For a multiple-response question, if a response is hidden from a respondent or if they are not exposed to it due to survey skip logic, then the cell must be encoded with missing data.
Multiple dichotomous variables can have 3 response options:
- 1 = “Selected”,
- 0 = “Not Selected”
- NA = “Missing”
If the data is encoded with 1s and 0s only, then it is effectively “based to the total sample”. This may not be the case in reality, if the response option only became available in wave 4 or wasn’t available to the German market. In that case, for waves 1, 2, and 3 the data should be encoded as missing and not 0. Likewise, for the German sample.
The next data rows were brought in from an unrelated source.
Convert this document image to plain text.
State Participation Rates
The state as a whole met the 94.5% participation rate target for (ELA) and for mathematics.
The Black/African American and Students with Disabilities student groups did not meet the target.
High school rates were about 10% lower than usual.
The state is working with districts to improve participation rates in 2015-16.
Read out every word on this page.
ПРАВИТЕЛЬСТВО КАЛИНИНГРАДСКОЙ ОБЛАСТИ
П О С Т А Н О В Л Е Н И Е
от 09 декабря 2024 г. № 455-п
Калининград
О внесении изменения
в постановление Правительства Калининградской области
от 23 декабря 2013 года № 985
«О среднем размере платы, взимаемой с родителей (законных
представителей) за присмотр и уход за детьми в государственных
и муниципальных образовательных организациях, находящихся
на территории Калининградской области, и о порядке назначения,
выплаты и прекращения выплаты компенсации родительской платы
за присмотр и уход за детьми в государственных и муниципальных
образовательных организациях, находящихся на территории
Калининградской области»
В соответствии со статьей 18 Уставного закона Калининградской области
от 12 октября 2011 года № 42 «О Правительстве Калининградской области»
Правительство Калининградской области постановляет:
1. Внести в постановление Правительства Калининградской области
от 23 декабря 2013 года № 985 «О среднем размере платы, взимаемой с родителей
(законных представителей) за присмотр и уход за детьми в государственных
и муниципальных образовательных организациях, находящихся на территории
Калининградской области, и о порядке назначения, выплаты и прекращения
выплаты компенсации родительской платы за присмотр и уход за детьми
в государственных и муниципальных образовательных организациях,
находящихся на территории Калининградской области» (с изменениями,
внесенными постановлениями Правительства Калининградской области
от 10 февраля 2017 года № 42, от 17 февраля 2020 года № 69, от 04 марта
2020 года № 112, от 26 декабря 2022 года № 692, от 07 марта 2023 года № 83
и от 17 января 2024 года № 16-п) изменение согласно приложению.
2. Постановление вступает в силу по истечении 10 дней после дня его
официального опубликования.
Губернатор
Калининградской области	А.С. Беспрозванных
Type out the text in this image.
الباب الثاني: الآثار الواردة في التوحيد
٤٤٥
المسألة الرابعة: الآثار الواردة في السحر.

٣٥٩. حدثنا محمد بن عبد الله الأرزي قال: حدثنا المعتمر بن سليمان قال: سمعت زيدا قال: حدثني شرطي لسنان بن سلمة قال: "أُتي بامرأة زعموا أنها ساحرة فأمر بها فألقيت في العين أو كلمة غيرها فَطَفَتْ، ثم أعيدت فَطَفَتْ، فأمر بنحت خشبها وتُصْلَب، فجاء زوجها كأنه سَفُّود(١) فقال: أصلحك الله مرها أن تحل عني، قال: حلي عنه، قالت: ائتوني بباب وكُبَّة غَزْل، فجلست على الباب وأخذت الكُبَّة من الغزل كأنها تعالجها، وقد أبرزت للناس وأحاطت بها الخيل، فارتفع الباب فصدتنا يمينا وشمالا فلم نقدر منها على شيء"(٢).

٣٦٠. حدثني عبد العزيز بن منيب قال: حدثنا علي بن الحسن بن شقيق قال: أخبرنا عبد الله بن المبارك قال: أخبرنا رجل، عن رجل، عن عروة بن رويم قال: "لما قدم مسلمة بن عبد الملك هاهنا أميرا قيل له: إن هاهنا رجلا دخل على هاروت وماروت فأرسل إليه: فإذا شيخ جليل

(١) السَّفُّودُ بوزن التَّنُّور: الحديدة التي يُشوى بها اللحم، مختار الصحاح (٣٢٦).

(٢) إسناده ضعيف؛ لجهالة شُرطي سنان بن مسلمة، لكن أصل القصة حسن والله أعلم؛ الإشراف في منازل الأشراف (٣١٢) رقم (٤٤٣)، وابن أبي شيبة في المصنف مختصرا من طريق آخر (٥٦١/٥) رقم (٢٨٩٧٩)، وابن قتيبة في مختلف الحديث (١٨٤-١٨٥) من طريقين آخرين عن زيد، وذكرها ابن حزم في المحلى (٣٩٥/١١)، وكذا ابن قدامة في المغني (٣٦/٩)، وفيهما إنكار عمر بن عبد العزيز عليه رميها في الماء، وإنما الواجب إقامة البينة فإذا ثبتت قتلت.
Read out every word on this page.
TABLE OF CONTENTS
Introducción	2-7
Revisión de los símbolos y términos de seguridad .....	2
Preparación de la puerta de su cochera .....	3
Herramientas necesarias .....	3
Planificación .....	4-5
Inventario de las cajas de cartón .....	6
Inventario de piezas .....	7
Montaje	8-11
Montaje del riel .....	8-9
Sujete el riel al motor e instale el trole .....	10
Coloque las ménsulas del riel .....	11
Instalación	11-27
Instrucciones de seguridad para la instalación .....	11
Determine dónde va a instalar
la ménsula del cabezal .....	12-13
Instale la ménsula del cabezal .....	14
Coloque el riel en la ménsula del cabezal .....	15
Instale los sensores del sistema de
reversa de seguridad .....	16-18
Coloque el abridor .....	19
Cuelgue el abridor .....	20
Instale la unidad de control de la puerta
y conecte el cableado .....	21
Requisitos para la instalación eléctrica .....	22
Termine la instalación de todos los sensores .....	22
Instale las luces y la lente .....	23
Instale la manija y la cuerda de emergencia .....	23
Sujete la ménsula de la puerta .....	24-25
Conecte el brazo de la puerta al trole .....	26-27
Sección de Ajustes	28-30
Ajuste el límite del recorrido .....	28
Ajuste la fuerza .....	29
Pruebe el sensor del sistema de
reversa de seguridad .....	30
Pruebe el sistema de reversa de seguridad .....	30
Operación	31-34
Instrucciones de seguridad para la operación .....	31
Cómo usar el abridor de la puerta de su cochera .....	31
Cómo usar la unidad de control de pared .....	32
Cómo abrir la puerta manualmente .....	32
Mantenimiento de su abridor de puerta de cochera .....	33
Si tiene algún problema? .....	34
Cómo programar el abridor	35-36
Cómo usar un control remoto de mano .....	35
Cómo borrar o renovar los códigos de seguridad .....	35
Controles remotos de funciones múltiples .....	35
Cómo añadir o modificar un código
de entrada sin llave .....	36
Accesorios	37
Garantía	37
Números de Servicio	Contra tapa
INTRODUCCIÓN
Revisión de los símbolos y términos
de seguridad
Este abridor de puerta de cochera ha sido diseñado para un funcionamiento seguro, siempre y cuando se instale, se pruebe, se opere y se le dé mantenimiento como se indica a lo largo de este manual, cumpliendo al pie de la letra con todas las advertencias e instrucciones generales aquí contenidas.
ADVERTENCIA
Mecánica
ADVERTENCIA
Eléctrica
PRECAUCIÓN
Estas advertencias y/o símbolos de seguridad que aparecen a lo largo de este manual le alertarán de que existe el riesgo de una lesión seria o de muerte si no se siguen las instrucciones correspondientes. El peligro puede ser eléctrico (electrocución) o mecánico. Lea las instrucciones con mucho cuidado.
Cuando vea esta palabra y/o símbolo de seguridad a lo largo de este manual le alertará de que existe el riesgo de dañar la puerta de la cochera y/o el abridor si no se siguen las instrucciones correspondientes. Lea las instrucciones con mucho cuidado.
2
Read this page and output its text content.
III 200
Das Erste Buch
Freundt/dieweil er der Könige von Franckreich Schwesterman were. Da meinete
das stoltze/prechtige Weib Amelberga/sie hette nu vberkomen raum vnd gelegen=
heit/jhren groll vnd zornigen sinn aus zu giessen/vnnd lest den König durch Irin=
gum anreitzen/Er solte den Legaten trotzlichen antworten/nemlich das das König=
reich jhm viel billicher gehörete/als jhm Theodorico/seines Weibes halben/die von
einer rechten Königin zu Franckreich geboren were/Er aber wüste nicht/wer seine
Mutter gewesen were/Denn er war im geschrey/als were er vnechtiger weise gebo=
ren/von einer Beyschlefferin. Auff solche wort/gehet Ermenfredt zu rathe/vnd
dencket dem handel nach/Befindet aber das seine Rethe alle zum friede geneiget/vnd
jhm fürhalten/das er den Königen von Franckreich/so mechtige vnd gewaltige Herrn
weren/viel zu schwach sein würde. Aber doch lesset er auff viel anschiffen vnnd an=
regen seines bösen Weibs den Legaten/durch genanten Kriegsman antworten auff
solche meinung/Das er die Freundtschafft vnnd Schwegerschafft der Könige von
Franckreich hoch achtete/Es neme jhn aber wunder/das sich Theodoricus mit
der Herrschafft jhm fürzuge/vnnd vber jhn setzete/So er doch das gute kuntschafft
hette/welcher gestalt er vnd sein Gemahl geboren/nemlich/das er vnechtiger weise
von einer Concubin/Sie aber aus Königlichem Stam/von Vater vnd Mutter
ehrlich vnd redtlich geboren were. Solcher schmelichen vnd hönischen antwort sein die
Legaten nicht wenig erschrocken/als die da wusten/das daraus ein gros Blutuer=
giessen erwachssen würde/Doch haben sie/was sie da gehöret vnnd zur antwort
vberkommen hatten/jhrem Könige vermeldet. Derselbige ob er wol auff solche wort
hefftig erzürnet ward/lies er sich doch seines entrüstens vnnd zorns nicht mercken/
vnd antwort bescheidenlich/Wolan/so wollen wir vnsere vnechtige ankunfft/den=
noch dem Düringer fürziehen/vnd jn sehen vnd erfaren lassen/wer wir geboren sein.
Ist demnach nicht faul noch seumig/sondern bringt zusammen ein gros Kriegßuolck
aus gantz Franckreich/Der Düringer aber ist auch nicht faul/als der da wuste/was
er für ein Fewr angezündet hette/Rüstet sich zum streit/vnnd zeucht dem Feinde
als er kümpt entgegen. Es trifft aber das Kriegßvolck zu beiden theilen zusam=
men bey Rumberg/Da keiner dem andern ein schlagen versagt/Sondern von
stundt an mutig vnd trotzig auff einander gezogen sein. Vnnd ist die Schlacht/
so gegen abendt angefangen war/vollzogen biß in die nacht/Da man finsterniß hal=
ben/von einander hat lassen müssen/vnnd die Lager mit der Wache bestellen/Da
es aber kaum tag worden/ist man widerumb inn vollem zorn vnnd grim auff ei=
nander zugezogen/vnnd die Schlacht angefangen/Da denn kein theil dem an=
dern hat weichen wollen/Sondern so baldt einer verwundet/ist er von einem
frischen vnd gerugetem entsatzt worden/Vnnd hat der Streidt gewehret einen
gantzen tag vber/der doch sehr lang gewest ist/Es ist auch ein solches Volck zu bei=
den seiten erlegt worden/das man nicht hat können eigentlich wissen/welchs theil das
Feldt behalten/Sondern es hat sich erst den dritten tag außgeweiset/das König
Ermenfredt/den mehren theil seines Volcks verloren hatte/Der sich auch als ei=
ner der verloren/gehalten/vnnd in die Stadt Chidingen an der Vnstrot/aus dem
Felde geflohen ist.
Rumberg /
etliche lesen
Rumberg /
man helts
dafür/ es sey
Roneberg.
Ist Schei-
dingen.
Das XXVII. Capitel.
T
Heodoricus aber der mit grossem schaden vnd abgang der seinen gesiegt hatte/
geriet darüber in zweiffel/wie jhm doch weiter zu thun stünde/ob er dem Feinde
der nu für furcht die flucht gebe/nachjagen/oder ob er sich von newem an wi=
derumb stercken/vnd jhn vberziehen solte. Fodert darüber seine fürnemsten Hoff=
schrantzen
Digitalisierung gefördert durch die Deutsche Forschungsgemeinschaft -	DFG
For categorical (single-response) questions, if you add a category to a variable at a point in time, you are actually changing that variable and making it a different question. For example, if you have a 5-point scale (single-select) and then you add in a “Don’t Know” answer option at wave 4, then you’ve got a different question from wave 4 onwards because the distribution of responses can fundamentally change. So your options for that question are:
- accept this as you do your analysis (that you’re getting zeros for the percentages in waves 1, 2, and 3) or
- split the question into two questions: one version that is for waves before wave 4, and one version that is for wave 4 onwards. In doing so, you are acknowledging that you cannot compare/trend the two variables since they are fundamentally different measures.
Sufficient and tidy metadata in the SPSS file to recognize questions
The metadata in an SPSS file should be tidy and clean, enabling the user to link back to the questionnaire or other metadata map easily.
- SPSS variable names (called “aliases” in Crunch) should be short and logical. They should ideally reflect the question number in the questionnaire.
- SPSS variable labels should be tidy and avoid truncation. Commonly, long-winded question text can be truncated and obscure the information about the variable asked about (e.g., the statement, the TV program, the brand, or whatever it refers to).
Furthermore:
- Variable labels and category labels need to avoid duplication
- For example, you cannot repeat “Amazon” as a response option in the same question. It is either rolled into the first one or you will need to encode one of the response options “Amazon 1” (or similar).
- Variables should be in chronological order in the data map
- Rather than putting new variables for question 3 at the bottom, all the question 3 variables should belong together in sequence.